The Santa Barbara City Council voted 5-2 to approve a 2 percent hike on cannabis retail taxes, bringing the current local rate to 8 percent. The new increase covers three permitted retail storefronts, but does not impact the city’s two medicinal dispensaries that will continue to pay the 6 percent local rate.
Councilmembers Wendy Santamaria and Eric Friedman voted against the increase, with both sharing concerns about the potential unintended consequences of adding to a tax that is already above 33 percent at the register. Due to the compounding effect of the local rate, the 9.25 percent for sales tax, and the 15 for state excise taxes, consumers can now expect to pay a rate of about 36 percent of their total purchase.
Councilmember Friedman worried that the increase would put Santa Barbara at one of the highest rates in the state, and could put more pressure on an industry that has already been suffering.
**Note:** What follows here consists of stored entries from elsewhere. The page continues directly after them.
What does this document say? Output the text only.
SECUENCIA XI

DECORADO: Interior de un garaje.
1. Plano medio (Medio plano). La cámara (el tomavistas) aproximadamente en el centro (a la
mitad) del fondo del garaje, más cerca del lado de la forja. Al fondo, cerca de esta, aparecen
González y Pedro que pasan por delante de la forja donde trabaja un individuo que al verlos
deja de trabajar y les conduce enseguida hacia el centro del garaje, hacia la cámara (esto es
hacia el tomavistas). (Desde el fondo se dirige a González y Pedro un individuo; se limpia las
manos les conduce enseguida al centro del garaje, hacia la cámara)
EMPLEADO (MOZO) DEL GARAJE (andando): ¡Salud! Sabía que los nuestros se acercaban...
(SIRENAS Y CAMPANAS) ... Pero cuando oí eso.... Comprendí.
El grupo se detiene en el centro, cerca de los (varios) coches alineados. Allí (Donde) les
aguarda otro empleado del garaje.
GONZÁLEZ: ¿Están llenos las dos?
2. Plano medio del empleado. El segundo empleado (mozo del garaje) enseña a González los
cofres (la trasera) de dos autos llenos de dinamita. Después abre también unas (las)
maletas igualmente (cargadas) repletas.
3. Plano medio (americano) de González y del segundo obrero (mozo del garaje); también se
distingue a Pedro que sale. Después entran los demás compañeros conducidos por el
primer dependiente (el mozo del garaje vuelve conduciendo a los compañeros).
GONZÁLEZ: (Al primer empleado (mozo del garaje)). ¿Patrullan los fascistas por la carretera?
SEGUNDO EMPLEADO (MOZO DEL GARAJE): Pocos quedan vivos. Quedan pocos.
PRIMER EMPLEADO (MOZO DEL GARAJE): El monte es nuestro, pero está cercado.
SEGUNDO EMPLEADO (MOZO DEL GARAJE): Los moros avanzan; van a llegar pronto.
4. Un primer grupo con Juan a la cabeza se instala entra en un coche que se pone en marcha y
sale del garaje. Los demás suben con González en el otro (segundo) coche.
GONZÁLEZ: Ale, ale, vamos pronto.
In recent years, the city has brought in about $1 million a year from cannabis sales, down from a high of nearly $2 million in 2021. City staff estimate that the increased rate could result in anywhere between $125,000 to $300,000 a year in extra revenue if implemented in 2027.
“I don’t know that destabilizing an industry is the answer here,” Councilmember Santamaria said. “I’m not entirely convinced that this will generate the revenue that we are hoping it will.”
The city will host a webinar to explain the new rate to businesses in April, and the effective date of the tax increase would be at the end of the fiscal year on July 1.